One hears these stories in magazines or books.  Indeed, they are the fodder of mission mags.  But perhaps these kind of spiritual action are more common in places like Uganda, simply because tghere is [1] more simple faith around, more expectation, and [2] they have very little else (poorer access to health care, poorer health education, poorer Christian education.  And certainly, many patients welcome these little daily services.

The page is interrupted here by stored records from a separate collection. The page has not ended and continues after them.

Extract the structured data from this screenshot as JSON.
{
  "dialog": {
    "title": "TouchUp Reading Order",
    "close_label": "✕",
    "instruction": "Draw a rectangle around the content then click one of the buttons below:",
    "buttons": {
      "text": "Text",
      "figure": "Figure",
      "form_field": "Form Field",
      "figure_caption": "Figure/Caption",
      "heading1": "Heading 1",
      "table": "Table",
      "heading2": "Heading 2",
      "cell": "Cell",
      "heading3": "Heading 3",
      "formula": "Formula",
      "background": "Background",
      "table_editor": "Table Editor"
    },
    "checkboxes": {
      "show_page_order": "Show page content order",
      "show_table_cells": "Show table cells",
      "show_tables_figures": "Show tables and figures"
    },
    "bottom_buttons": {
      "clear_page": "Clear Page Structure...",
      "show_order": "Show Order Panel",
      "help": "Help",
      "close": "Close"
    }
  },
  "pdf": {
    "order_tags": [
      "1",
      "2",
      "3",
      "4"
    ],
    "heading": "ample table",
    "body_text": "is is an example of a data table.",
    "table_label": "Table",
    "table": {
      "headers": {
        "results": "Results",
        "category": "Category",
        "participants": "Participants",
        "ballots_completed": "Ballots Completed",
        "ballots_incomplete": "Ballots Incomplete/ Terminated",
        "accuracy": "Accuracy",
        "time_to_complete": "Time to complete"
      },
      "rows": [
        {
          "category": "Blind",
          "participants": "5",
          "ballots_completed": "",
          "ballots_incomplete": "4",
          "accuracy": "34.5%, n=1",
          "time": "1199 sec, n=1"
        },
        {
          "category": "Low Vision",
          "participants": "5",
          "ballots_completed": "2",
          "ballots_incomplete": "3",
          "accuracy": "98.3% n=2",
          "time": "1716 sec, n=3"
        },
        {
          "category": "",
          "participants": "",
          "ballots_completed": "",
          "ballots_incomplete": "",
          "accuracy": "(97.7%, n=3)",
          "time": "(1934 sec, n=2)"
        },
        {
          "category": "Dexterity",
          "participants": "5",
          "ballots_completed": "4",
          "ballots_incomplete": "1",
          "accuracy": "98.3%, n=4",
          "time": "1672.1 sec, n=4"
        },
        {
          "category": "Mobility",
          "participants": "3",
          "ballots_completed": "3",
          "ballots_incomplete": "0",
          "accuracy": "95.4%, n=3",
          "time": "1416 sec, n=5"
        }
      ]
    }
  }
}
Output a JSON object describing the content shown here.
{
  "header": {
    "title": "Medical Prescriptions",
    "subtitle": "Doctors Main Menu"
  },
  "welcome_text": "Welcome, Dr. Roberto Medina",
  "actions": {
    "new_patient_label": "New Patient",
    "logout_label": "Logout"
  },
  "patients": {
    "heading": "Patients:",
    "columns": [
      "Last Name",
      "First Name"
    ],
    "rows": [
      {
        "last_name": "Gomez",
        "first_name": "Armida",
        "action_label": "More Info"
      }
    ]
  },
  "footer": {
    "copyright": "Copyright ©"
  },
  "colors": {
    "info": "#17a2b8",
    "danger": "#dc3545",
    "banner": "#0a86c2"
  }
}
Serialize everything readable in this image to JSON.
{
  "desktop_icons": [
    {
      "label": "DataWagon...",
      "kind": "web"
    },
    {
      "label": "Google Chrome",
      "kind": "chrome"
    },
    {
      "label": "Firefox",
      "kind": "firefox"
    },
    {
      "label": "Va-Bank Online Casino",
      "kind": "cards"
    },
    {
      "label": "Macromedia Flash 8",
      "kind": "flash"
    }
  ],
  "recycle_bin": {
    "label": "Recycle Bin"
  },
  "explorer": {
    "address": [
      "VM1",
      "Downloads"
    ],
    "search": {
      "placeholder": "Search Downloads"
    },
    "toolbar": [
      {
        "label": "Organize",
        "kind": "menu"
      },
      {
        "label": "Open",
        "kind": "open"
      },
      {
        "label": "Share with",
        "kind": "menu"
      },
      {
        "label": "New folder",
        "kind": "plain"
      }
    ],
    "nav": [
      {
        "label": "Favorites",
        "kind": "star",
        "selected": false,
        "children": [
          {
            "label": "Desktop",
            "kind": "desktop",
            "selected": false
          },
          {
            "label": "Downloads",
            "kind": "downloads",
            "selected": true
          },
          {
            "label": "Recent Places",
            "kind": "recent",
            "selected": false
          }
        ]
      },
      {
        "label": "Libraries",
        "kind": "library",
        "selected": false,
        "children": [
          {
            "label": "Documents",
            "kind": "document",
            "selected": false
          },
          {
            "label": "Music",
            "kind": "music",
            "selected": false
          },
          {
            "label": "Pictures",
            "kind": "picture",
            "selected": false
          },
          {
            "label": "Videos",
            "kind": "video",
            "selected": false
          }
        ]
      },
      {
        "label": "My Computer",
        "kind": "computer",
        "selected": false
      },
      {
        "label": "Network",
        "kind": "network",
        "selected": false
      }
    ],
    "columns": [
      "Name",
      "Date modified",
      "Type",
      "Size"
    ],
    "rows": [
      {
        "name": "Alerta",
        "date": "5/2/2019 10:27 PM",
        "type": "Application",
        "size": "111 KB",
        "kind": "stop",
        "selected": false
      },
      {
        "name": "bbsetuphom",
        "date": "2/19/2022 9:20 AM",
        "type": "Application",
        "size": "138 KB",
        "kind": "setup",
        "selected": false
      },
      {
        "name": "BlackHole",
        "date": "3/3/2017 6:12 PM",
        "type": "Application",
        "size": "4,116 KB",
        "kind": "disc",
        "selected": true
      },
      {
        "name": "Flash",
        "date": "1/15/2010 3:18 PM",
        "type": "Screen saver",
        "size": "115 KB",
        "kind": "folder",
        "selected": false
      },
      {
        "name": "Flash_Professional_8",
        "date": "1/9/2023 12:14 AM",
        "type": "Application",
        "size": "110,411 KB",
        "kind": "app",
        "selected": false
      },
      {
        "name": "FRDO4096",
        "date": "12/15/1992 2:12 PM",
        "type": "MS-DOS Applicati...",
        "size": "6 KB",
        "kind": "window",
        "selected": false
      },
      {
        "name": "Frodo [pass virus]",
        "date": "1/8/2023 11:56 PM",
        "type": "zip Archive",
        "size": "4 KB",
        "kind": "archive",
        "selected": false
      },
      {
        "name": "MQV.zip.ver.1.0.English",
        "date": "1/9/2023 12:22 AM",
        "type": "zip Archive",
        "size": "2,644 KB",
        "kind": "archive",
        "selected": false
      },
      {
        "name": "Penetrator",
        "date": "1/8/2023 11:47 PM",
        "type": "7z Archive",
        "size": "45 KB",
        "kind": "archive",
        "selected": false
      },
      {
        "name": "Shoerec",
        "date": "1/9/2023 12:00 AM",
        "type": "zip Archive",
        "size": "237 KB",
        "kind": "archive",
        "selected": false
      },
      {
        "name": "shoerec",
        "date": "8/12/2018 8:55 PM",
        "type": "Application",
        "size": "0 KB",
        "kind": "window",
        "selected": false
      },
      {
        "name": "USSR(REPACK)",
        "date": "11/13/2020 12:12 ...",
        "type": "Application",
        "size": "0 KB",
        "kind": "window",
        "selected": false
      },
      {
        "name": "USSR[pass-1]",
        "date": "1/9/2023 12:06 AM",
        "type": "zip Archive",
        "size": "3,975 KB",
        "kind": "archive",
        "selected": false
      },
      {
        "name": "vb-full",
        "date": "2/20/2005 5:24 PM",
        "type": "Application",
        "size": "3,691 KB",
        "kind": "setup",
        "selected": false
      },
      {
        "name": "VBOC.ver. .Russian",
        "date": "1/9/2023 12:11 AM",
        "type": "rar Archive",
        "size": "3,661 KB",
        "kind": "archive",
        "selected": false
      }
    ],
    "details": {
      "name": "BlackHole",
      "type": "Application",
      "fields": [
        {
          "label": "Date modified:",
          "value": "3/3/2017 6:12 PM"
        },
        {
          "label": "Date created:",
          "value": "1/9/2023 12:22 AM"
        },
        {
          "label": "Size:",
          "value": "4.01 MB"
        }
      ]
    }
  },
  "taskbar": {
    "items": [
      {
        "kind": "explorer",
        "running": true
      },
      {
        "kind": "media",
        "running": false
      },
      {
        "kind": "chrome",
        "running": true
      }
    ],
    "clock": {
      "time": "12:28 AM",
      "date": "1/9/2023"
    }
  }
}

What is the mileage to be had about thinking of ourselves as a Protestant Monastery?  After all, the local people have a very strong sense of being a local community, and most people round here have a Christian faith.  However, being a community comes naturally  here and would happen even iff they were all Muslims or Aftican Tribal Traditionalists. Being a village of medical workers is not the point, though some are content at being just that.  Thinking of ourselves as a Protestant Monastery will heighten our sense of spiritual discipleship, that our jobs and our beliefs are part of our on-doing daily personal discipleship, that our work is a part of our faith journey.  Hard work, professionalism, and sense of service to our patients will naturally follow.

As Bill said to a new member of his staff – you get to serve God, help the poor, advance your career and get paid for it.  What a good deal!